3.3.2.6. Histopathological validation of LME

One study performed histopathological validation of three LME foci in two progressive MS cases (Absinta et al., 2015). The gyri adjacent to the LME foci were affected by confluent cortical demyelination and/or subpial cortical demyelination. Leptomeningeal perivascular inflammation, including T cells, B cells, and macrophages, was detected in these areas.

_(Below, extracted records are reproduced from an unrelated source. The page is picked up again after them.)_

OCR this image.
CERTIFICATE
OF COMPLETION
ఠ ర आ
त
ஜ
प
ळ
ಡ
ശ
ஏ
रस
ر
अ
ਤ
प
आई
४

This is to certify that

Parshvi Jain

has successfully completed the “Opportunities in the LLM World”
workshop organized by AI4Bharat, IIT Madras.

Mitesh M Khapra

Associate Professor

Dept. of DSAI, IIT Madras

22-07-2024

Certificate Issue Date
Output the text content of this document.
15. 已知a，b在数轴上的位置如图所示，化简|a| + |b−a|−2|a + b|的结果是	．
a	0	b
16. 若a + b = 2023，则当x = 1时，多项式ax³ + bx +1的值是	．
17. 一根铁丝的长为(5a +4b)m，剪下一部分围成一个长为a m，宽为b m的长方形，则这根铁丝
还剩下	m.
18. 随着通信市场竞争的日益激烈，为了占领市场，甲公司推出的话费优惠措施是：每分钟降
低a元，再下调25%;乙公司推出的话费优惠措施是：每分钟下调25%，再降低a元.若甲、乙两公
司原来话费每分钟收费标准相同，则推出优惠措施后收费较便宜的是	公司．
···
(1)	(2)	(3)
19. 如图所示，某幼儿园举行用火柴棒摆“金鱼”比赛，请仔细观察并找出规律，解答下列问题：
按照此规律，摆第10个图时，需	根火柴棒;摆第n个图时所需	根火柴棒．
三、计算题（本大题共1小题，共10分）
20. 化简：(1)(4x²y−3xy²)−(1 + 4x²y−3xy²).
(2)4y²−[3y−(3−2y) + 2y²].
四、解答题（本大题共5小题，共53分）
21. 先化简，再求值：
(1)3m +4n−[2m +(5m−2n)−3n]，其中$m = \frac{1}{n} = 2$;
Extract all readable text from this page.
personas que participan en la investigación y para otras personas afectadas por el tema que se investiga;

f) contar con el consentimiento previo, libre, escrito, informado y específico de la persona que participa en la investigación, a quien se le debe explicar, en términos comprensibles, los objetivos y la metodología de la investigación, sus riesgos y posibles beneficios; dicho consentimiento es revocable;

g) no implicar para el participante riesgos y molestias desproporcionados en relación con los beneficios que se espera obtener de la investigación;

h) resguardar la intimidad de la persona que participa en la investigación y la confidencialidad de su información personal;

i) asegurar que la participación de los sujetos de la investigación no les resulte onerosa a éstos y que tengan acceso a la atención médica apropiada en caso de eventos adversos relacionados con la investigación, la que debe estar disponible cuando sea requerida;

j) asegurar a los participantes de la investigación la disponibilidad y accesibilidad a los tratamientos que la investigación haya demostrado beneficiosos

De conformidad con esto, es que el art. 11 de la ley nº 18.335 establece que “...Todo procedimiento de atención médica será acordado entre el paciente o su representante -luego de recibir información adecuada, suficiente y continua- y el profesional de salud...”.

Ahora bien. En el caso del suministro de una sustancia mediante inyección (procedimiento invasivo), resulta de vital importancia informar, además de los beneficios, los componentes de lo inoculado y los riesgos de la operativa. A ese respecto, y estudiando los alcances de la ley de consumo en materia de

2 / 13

3.3.2.7. LME in MS animal models

We included two studies that assessed LME in murine EAE using postcontrast T2w-FLAIR. The first study employing 9.4 T MRI found that all 13 inoculated mice showed LME foci, compared to none of the control mice (Pol et al., 2019). Peak LME intensity was at 10 days post induction and correlated with weight loss and clinical symptoms. In a histopathological analysis, LME foci were associated with high densitiy of Iba-1 positive microglia cells as well as T and B cells, which were absent in control mice. The second study at 11.7 T showed that mice treated with a Bruton tyrosine kinase-inhibitor (evobrutinib) had a reduced number of LME foci, while anti-CD20 therapy had no effect on LME (Bhargava et al., 2021). The pathological tissue substrate showed that this corresponded to a reduction in B cells within regions of meningeal inflammation as well as reduced astrocytosis in the adjacent cortex. Interestingly, myeloid cell infiltrates seemed to persist despite B cell depletion.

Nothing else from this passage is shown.